The figure skating history started with the Dutch, it started when they skate across the ice formed in canals to reach every village in the area. It was a means of communication for them. Over the course of time, the practice started by the Dutch people spread all over England and it became commercialized. Since then, they built ice rinks, formed clubs and transformed into a phenomena all over the world, as evident today.
In 1908, the sport of figure skating was incorporated in the Winter Olympics but not the same with the way we see figure skating today. When it became an Olympic sport, it was not part of the Winter Olympics but surprisingly, in the Summer Olympics.

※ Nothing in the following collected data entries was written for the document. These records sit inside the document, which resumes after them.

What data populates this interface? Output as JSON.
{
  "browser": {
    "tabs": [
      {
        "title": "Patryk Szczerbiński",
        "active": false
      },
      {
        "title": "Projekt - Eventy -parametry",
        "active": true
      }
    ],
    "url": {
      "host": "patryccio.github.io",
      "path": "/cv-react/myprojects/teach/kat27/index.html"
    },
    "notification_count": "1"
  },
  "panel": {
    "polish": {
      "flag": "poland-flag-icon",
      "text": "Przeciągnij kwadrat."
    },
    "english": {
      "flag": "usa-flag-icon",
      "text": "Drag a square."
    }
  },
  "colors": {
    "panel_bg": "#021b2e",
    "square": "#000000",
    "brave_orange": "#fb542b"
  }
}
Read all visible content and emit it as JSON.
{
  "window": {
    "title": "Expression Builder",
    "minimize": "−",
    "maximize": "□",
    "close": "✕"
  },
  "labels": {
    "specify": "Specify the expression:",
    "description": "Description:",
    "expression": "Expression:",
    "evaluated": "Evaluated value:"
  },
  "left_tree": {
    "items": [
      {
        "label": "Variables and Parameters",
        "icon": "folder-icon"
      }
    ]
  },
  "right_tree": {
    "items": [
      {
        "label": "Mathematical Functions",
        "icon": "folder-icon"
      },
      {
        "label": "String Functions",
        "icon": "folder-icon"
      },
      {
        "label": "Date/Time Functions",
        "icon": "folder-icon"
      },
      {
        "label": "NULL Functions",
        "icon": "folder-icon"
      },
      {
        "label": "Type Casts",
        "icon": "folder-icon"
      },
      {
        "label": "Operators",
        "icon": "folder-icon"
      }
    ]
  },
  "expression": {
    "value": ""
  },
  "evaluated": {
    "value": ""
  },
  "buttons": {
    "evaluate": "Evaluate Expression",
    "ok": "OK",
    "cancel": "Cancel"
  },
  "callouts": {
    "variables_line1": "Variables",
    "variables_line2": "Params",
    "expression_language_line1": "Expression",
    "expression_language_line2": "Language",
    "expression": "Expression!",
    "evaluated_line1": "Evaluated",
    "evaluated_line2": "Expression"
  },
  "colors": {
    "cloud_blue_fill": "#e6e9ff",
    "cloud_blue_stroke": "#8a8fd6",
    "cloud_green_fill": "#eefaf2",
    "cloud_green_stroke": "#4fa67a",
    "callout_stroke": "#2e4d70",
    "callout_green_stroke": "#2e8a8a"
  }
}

After sixteen years since it became part of the Olympics, it was transferred to the Winter Olympics. Before 1976, there were only three events namely, ladies’ singles, men’s singles and mixed pairs. The organizers added a fourth event for the figure skating competition, it was the ice dancing. For the 2014 Winter Olympics, a new event will excite the viewers, the mixed team joins the other four events to make it five.
History would say that in figure skating, USA holds the most number of medal count, they won forty-six medals and fourteen of them are gold. The second spot is for the countries of Russia and Canada, they both have twenty-two medals.
While the US holds the most number of medals won, the figure skater from Sweden, Gillis Grafstrцm holds the most number of gold medals. He won three gold medals consecutively during the 1922-1928 Olympics. For the ladies category, the lone person to match this record is Sonja Henie from Norway, she won during the 1928-1936 Olympics.
True enough, figure skating is a sport that has a rich and deep tradition.